Intervention de Marylise Lebranchu

Réunion du 24 octobre 2012 à 14h30
Simplification des normes applicables aux collectivités territoriales — Discussion d'une proposition de loi dans le texte de la commission

Marylise Lebranchu :

Monsieur le président, mesdames, messieurs les sénateurs, nous sommes appelés aujourd’hui à discuter de la proposition de loi de simplification des normes applicables aux collectivités locales. Ce texte, déposé initialement au mois d’août 2011, faisait suite à votre mission, monsieur Doligé, au cours de laquelle vous aviez identifié pas moins de 268 mesures censées réduire les coûts et les contraintes pour les collectivités et accélérer les procédures administratives.

Votre rapport s’ajoutait à celui de votre collègue Claude Belot, qui avait évoqué, quelques mois auparavant, une maladie de la norme, et il fut suivi, en mars 2012, du rapport de M. Morel-A-L’Huissier, député de la Lozère, qui voulait, lui, simplifier les normes au service du développement des territoires ruraux. Ma collègue Anne-Marie Escoffier connaît désormais cet engagement par cœur…

Permettez-moi de réinscrire ces travaux dans leur contexte.

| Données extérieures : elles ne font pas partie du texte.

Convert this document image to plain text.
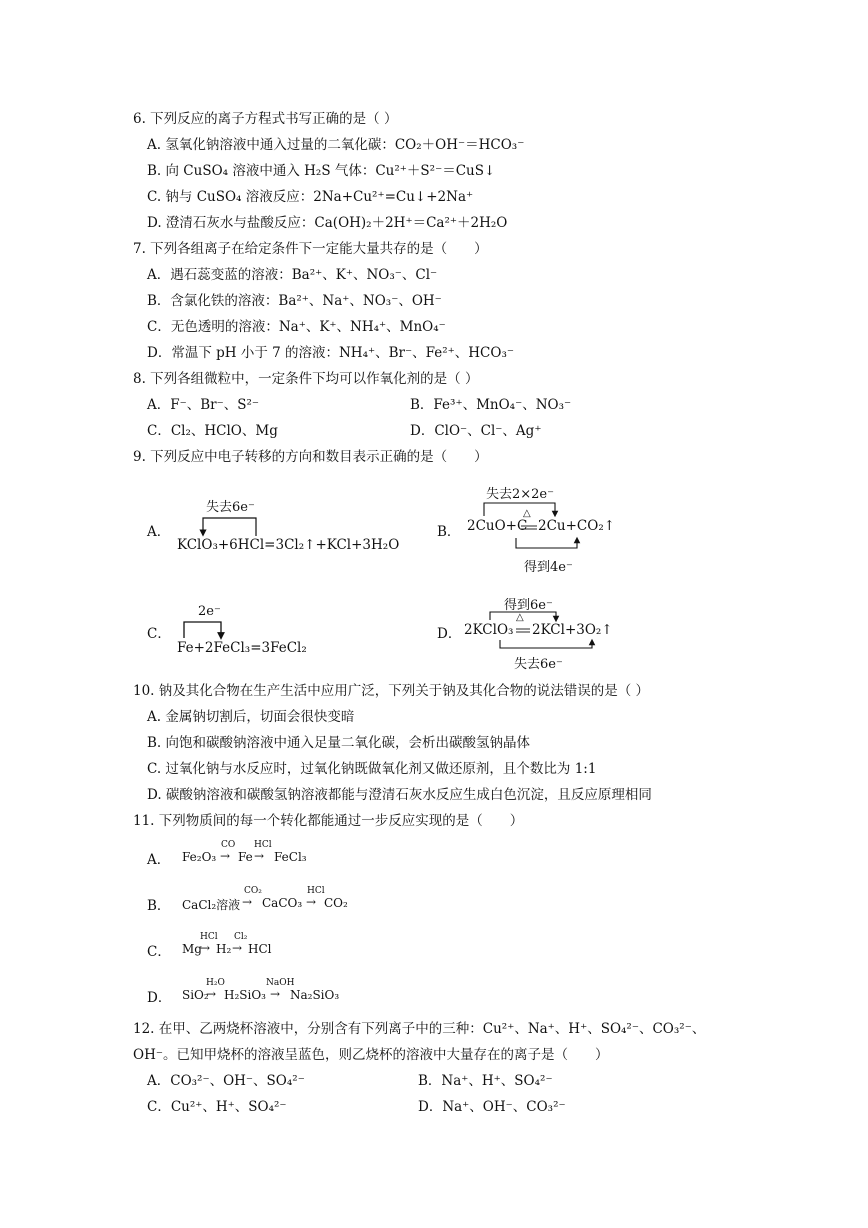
6. 下列反应的离子方程式书写正确的是（ ）
A. 氢氧化钠溶液中通入过量的二氧化碳：CO₂＋OH⁻＝HCO₃⁻
B. 向 CuSO₄ 溶液中通入 H₂S 气体：Cu²⁺＋S²⁻＝CuS↓
C. 钠与 CuSO₄ 溶液反应：2Na+Cu²⁺=Cu↓+2Na⁺
D. 澄清石灰水与盐酸反应：Ca(OH)₂＋2H⁺＝Ca²⁺＋2H₂O
7. 下列各组离子在给定条件下一定能大量共存的是（　　）
A．遇石蕊变蓝的溶液：Ba²⁺、K⁺、NO₃⁻、Cl⁻
B．含氯化铁的溶液：Ba²⁺、Na⁺、NO₃⁻、OH⁻
C．无色透明的溶液：Na⁺、K⁺、NH₄⁺、MnO₄⁻
D．常温下 pH 小于 7 的溶液：NH₄⁺、Br⁻、Fe²⁺、HCO₃⁻
8. 下列各组微粒中，一定条件下均可以作氧化剂的是（ ）
A．F⁻、Br⁻、S²⁻	B．Fe³⁺、MnO₄⁻、NO₃⁻
C．Cl₂、HClO、Mg	D．ClO⁻、Cl⁻、Ag⁺
9. 下列反应中电子转移的方向和数目表示正确的是（　　）
A．
失去6e⁻
KClO₃+6HCl=3Cl₂↑+KCl+3H₂O
B．
失去2×2e⁻
2CuO+C
△
2Cu+CO₂↑
得到4e⁻
C．
2e⁻
Fe+2FeCl₃=3FeCl₂
D．
得到6e⁻
2KClO₃
△
2KCl+3O₂↑
失去6e⁻
10. 钠及其化合物在生产生活中应用广泛，下列关于钠及其化合物的说法错误的是（ ）
A. 金属钠切割后，切面会很快变暗
B. 向饱和碳酸钠溶液中通入足量二氧化碳，会析出碳酸氢钠晶体
C. 过氧化钠与水反应时，过氧化钠既做氧化剂又做还原剂，且个数比为 1:1
D. 碳酸钠溶液和碳酸氢钠溶液都能与澄清石灰水反应生成白色沉淀，且反应原理相同
11. 下列物质间的每一个转化都能通过一步反应实现的是（　　）
A． Fe₂O₃
CO
→ Fe
HCl
→ FeCl₃
B． CaCl₂溶液
CO₂
→ CaCO₃
HCl
→ CO₂
C． Mg
HCl
→ H₂
Cl₂
→ HCl
D． SiO₂
H₂O
→ H₂SiO₃
NaOH
→ Na₂SiO₃
12. 在甲、乙两烧杯溶液中，分别含有下列离子中的三种：Cu²⁺、Na⁺、H⁺、SO₄²⁻、CO₃²⁻、
OH⁻。已知甲烧杯的溶液呈蓝色，则乙烧杯的溶液中大量存在的离子是（　　）
A．CO₃²⁻、OH⁻、SO₄²⁻	B．Na⁺、H⁺、SO₄²⁻
C．Cu²⁺、H⁺、SO₄²⁻	D．Na⁺、OH⁻、CO₃²⁻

Dans son intervention devant le groupe de travail commun à l’Assemblée nationale et au Sénat sur la qualité de la loi, en juin 2010, Jean-Marc Sauvé, vice-président du Conseil d’État, indiquait que le code général des collectivités territoriales avait été modifié quarante fois en 2009, autant qu’en 2007 et en 2005. À cette date précise, c’était sans compter les modifications apportées par la loi du 16 décembre 2010 de réforme des collectivités territoriales et la loi du 12 juillet 2010 portant engagement national pour l’environnement, dite « loi Grenelle II », qui allaient être votées juste après son audition.

Tant de modifications législatives en moins de dix ans ont eu raison des meilleures volontés sur les territoires.

Pendant dix ans, les collectivités ont été vues comme une variable d’ajustement de la politique de la nation, tout juste consultées, considérées souvent comme dépensières et peu dignes de confiance, responsables, disait-on, de la situation de notre pays. On peut alors comprendre que des voix se soient élevées pour tenter de relayer l’exaspération des élus locaux, une exaspération juste, une lassitude légitime. Tous les rapports ont fait le même constat.

Mesdames, messieurs les sénateurs, tous ces griefs forment une réalité pour laquelle les états généraux de la démocratie territoriale, organisés par la Haute Assemblée, ont été la caisse de résonance : des élus lassés des normes illisibles et changeantes, complexes et même parfois absurdes, coûteuses et jamais négociées, d’autant plus démunis que les services de l’État reculent sur leurs territoires. Nous en sommes même arrivés à l’aube du point de rupture.

Plus rien ne passera désormais sans être examiné à la loupe par votre assemblée. C’est une bonne chose ! C’est une des raisons d’être du Sénat.

Le Gouvernement, qui a compris la situation, sera à vos côtés. Pour cela, il entend travailler sérieusement sur la question de la production normative, de son coût pour les collectivités et des moyens de limiter les effets pervers des normes existantes.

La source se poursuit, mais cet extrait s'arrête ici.